A virtual model potentially allows work to be undertaken anywhere in the world. This has obvious appeal for firms looking to improve the cost efficiency of those ‘heavy lifting’ elements which, while requiring a certain level of professional competency, also need many hands to deliver what is required on onerous timescales. Salary inflation, driven by the bull market, which now seems a distant memory, means that in the UK these duties are being performed by relatively
junior yet expensive staff.
For the larger firms, legal process outsourcing (LPO) is the trend of the moment with low-cost centres in the developing world providing back-office legal services of ever increasing complexity to their large law firm clients. Such ‘distance’ arrangements are surely just another variation on the virtual-working theme – enabled by technology, managed at a distance, and delivering value for clients by ensuring work is undertaken at the most efficient price point. Providers are also emerging to service mid-sized firms, without the critical mass to negotiate their own bespoke arrangements, by pooling these needs and so benefitting from the cost advantages available. It should be taken as read that new entrants (as a result of the Legal Services Act) will be making full use of every cost advantage mechanism possible.

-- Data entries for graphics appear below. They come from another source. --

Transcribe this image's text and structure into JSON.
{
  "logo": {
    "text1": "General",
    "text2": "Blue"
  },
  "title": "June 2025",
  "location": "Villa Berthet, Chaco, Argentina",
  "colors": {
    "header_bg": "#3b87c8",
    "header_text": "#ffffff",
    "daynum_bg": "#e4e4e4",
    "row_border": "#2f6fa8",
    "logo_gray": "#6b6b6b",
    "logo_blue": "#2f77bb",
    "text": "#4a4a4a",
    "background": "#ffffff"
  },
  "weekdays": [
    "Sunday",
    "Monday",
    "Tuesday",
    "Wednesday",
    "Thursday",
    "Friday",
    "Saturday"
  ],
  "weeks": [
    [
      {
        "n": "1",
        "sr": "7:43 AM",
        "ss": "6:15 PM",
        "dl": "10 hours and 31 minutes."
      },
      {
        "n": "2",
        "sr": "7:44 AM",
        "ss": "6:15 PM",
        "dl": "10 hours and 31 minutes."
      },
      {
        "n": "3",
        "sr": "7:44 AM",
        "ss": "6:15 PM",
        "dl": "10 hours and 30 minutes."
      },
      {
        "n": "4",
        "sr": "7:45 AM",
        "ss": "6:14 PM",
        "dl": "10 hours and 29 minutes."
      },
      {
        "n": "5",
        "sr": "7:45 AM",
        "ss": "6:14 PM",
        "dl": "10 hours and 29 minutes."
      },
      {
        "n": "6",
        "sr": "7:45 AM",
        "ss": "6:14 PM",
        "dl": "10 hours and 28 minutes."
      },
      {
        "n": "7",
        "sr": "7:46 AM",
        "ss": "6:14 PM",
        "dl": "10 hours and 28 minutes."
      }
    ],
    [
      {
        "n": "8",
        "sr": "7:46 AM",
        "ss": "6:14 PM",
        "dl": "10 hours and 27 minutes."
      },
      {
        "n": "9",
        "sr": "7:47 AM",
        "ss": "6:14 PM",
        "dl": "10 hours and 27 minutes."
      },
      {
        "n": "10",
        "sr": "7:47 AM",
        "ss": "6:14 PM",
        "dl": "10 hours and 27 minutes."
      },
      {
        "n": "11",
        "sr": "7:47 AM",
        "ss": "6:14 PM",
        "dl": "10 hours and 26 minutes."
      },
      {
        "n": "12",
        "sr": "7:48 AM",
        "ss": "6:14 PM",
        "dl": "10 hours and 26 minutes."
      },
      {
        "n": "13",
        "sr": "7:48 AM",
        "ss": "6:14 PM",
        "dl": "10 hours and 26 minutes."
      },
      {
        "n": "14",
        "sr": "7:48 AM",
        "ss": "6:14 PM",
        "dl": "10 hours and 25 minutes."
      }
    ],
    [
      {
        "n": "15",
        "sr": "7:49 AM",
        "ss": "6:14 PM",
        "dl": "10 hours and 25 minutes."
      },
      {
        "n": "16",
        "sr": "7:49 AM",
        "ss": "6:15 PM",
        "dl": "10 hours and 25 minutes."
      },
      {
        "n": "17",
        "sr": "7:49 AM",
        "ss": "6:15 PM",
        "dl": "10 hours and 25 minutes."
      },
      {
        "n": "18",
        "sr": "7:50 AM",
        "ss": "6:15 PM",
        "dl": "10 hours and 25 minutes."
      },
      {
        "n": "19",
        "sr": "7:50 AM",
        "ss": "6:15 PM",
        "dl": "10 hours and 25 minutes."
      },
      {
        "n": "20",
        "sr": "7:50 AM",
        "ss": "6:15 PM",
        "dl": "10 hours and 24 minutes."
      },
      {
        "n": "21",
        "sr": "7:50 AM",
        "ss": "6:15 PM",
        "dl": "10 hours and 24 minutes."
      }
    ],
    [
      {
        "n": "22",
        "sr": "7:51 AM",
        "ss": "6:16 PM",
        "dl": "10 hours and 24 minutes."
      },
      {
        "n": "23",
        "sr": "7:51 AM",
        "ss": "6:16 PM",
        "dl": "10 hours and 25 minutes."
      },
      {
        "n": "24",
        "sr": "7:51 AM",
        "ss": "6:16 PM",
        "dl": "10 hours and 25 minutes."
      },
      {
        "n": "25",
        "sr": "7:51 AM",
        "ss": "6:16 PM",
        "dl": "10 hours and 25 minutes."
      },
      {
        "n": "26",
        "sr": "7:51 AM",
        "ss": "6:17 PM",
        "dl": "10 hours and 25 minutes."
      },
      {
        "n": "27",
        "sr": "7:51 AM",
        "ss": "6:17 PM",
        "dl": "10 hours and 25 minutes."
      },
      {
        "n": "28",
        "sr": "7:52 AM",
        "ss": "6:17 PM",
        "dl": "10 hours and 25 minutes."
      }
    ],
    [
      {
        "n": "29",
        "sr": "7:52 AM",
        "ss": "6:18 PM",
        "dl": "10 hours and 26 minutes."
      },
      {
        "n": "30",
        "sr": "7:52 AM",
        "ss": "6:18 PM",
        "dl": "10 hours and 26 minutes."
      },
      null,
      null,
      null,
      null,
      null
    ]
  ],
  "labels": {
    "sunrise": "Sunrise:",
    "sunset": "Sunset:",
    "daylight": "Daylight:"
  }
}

From a strategic perspective it seems that, for all but a very small number of high-value niche firms, a cost efficiency model will be critical for survival.
We should accept that the catalyst of technology, at an ever increasing pace, will enable faster, cheaper and more efficient ways of working. The questions that must be asked needs to centre on the timing of change, how best to deliver client benefit and the management of the inevitable (and deep rooted) cultural issues faced by the firm’s employees. These are questions that focus on when and how rather than if. These are the issues that should be occupying the thinking of the strategist.